Sunday, May 1, 2022

Outsider or insider?= Believer vs non believer?

 

How many times have you gone to some foreign place like a different suburb in your city, or a different country, or a different state in your country, and everyone but you seemed to be on the same page? You were sure you were the outsider. Even if they seemed to banter amongst themselves their differences, they all seemed united into the same whole and you clearly felt like an outsider. 

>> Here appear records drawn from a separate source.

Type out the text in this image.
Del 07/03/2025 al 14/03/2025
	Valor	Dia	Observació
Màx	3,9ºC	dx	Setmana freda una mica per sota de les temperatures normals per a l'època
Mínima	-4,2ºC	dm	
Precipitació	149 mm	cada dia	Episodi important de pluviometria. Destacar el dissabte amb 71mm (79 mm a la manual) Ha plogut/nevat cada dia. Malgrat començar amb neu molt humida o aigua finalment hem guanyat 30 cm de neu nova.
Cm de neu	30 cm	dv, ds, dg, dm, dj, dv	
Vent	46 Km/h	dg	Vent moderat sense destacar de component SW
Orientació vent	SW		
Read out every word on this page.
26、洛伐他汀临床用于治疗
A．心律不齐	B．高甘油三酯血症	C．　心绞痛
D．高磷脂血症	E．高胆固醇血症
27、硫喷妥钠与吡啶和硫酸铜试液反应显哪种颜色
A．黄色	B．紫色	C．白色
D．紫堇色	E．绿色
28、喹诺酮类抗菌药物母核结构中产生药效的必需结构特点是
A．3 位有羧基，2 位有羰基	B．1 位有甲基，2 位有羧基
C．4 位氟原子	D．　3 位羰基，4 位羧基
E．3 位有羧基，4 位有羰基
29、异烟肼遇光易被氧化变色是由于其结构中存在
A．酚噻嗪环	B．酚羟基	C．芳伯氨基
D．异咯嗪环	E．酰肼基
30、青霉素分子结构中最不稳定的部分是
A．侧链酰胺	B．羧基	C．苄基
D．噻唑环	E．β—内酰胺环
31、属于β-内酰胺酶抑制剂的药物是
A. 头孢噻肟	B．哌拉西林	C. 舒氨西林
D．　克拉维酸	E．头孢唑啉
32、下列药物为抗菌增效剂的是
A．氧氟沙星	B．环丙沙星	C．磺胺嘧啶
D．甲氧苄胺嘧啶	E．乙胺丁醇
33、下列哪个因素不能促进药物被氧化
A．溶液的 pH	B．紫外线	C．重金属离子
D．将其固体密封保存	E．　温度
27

This was especially noticeable for me the first time I was in America as I presented as a hillbilly rube from Australia, perhaps not even a rube but just a very slow spoken, drawling outback hillbilly. Relaxed, rednecky. Maybe a bit homo like also (unintentionally as uber intellectual/bookish). Whatever it was it seemed different to everyone else. There were still foxy women interested in me (important) but no shared culture or language, exactly. In fact I often noticed this as a traveller in numerous countries, often where I couldn't even successfully learn the language, such as in china. In Australia I have lived in numerous scenarios where the practical qualities of everyone meant cooperation came first and cultural considerations were used as a method of sledging or exclusion but came second to cooperation. Often the English blooded people in Australia just believe themselves to be superior and the indians feel they must kiss their asses only. This is to say that Australians will put cooperation before hating and therefore can rarely tell you they hate you or why. This in turn means Australians will sometimes appear effeminate and irrational due to inability to rationalize clearly. This even becomes obvious to Australian women who are used to acting irrationally as a feminine prerogative and are upset by their seeming need to be the man in the relationship. This is common in Australia and everyone seems used to it. The gentleness you might find in a Californian, especially a northern Californian, becomes polluted by men acting like pansies and women, or alternatively, being unnecessarily mean spirited through some kind of abstract and unreasonable indignation (severely jaded by Dean or something syndrome SJBDOS sindrome).

 

I have deduced the core root of the problem here is the subconscious use of the non existent suffix dean, instead of teen. But the bastardization of t into d has numerous other bastardizations in the English language, all of which find their way into the Australian psyche through the coining of entirely different words through the mutilation of t into d, fated becomes faded and so on. In western Sydney Australians cannot even say brought but say bought instead. Altogether it can make for a tragic and comical mix, when taken to extremes. 


On the ride home from kids' school this morning, I was listening to a finance journalist nicknamed Rosco or something like that, speaking to two English rednecky sounding chaps. At no point did any of them reckon any numbers between twelve and twenty with the correct suffix, -teen, but rather -dean. I actually could not even understand what they were saying. It was much easier to understand the Shakespeare last night from like five centuries ago, even without being familiar with the play or its argument.

 

I question the kind of politicking and folksiness that requires such obscure use of language so as to be undecipherable gibberish. By comparison, when Her Majesty the Queen speaks, I understand everything. When some American actor speaks, everyone in Australia understands perfectly well. I would even say only a minority of Australians can even speak this dean English and it's sundry garble talk, often without actual meaning, most of the time. I personally never learned this speech beyond a ten or eleven year old level, but did learn numerous other languages, being somewhat of a linguist. There is some rationale to it but it's basically more irrational than rational. It's no surprise after that Australians are constantly insecure about their reasoning skills and looking for a whipping person to blame (gaslight) for everything and the cycle of sugary sweetness and backstabbing, sticking your cat in the microwave behind your back goes on and on ad infinitum until someone suicides. It seems to me the richer Australians get, the more they avoid this, however I could be wrong.

 

With a federal election coming up I'm just saying I'm endorsing Morrison and the libs and not anyone else, for federal government, in case you weren't sure. I guess there's latitude for journalists to sway opinion on TV. Guess some of that comes down to executive producer and above that level, staff, at the tv stations.


It is a topic of interest, with so many private schools in Australia and so much money spent on private education, if it amounts to anything real, apart from an insider/outsider status and a kind of sense of privilege that comes along with wealth anyway. I certainly find the wealthy in Australia approachable, however as you may not have much in common with them, you may not have much to say to them. Certainly on the water, on the Sydney harbour and in yachts and what not they're very egalitarian from what I can see, rich and poor.


From what I have seen in a society as flexible as Australia's, rich can become poor and poor can become rich, fairly easily. Regardless of private or public, expensive or cheap, education.